I am writing a shell script to track the start&end time of some running programs. I need the script to print both the readable start&end time and the time cost in seconds at last.

To calculate the cost, I write something like this

START=$(date +%s)
# ................
END=$(date +%s)
DIFF=$(( $END - $START ))
echo "Start Time: $START"  >> $LOGFILE 2>&1
echo "End Time: $END" >> $LOGFILE 2>&1
echo "Running time: $DIFF seconds"  >> $LOGFILE 2>&1

This works for calculation, but the $START and $END can only be printed as number of seconds.

It's able to print readable date format if I define them like below

START=$(date +%c)
END=$(date +%c)

However, DIFF=$(( $END - $START )) doesn't work for them any more.

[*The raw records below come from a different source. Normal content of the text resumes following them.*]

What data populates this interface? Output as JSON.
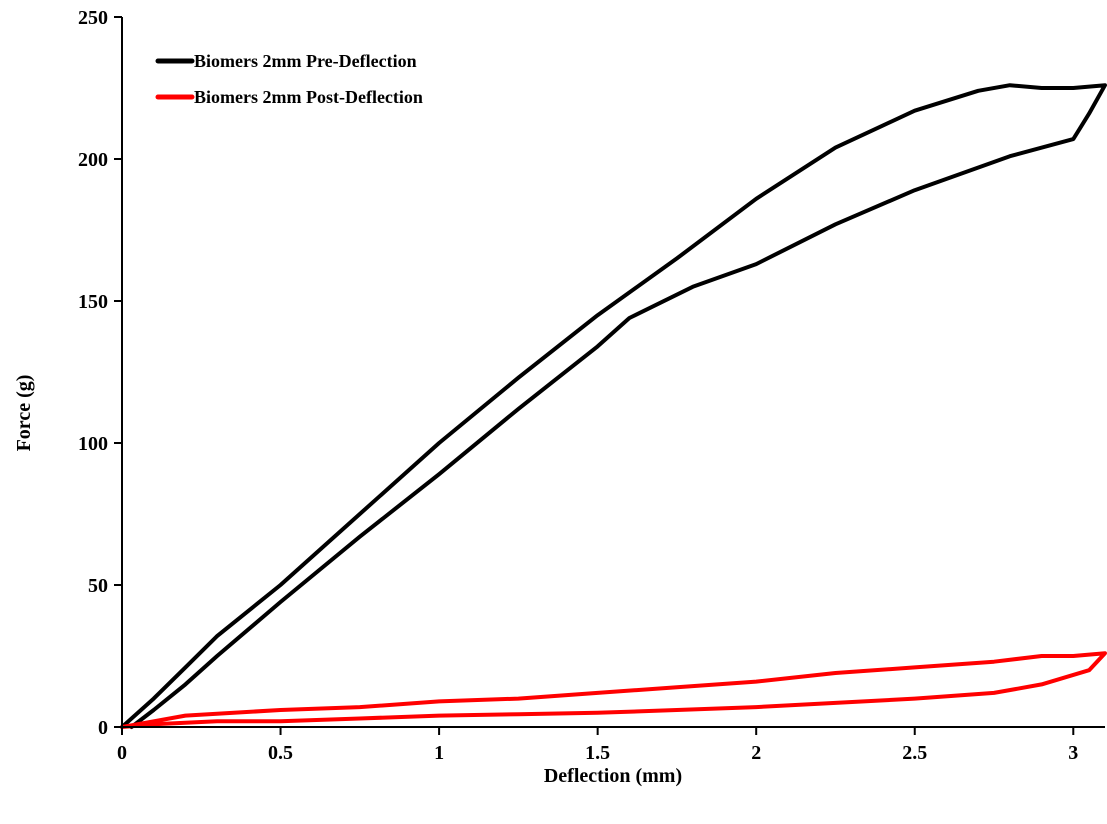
{
  "chart_data": {
    "type": "line",
    "xlabel": "Deflection (mm)",
    "ylabel": "Force (g)",
    "xlim": [
      0,
      3.1
    ],
    "ylim": [
      0,
      250
    ],
    "xticks": [
      0,
      0.5,
      1,
      1.5,
      2,
      2.5,
      3
    ],
    "xtick_labels": [
      "0",
      "0.5",
      "1",
      "1.5",
      "2",
      "2.5",
      "3"
    ],
    "yticks": [
      0,
      50,
      100,
      150,
      200,
      250
    ],
    "ytick_labels": [
      "0",
      "50",
      "100",
      "150",
      "200",
      "250"
    ],
    "grid": false,
    "legend_position": "top-left",
    "series": [
      {
        "name": "Biomers 2mm Pre-Deflection",
        "color": "#000000",
        "x": [
          0.0,
          0.1,
          0.2,
          0.3,
          0.5,
          0.75,
          1.0,
          1.25,
          1.5,
          1.75,
          2.0,
          2.25,
          2.5,
          2.7,
          2.8,
          2.9,
          3.0,
          3.1,
          3.05,
          3.0,
          2.8,
          2.5,
          2.25,
          2.0,
          1.8,
          1.6,
          1.5,
          1.25,
          1.0,
          0.75,
          0.5,
          0.3,
          0.2,
          0.1,
          0.03
        ],
        "y": [
          0,
          10,
          21,
          32,
          50,
          75,
          100,
          123,
          145,
          165,
          186,
          204,
          217,
          224,
          226,
          225,
          225,
          226,
          216,
          207,
          201,
          189,
          177,
          163,
          155,
          144,
          134,
          112,
          89,
          67,
          44,
          25,
          15,
          6,
          0
        ]
      },
      {
        "name": "Biomers 2mm Post-Deflection",
        "color": "#ff0000",
        "x": [
          0.0,
          0.2,
          0.5,
          0.75,
          1.0,
          1.25,
          1.5,
          1.75,
          2.0,
          2.25,
          2.5,
          2.75,
          2.9,
          3.0,
          3.1,
          3.05,
          2.9,
          2.75,
          2.5,
          2.25,
          2.0,
          1.75,
          1.5,
          1.25,
          1.0,
          0.75,
          0.5,
          0.3,
          0.2,
          0.1,
          0.0
        ],
        "y": [
          0,
          4,
          6,
          7,
          9,
          10,
          12,
          14,
          16,
          19,
          21,
          23,
          25,
          25,
          26,
          20,
          15,
          12,
          10,
          8.5,
          7,
          6,
          5,
          4.5,
          4,
          3,
          2,
          2,
          1.5,
          1,
          0
        ]
      }
    ]
  }
}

Therefore, I'm wondering if there're any solutions in shell script so that I can both print the date in defined format and do some calculations with them.

BTW, I am using AIX.

Answer 1

You can use date -d @Seconds to convert seconds to date. eg:

 $ date +%s
     1377095983
 $ date -d @1377095983
     Wed Aug 21 20:09:43 IST 2013

Answer 2

If you have GNU date, you can use the epoch time

date -d @$START +%c

Otherwise, do

read start start_display < <(date +"%s %c")
# ...
read end end_display < <(date +"%s %c")
diff=$(( $end - $start ))
echo "Start time: $start_display"

If you're not using a shell capable of process substitution,

set -- $(date +"%s %c")
start=$1; shift
start_display=$*

If you use bash, take advantage of the builtin $SECONDS variable, which starts at zero for a new bash process and increments each second.

start_display=$(date)
# ...
echo "Start Time: $start_display"
echo "End Time: $(date)"
echo "Running time: $SECONDS seconds"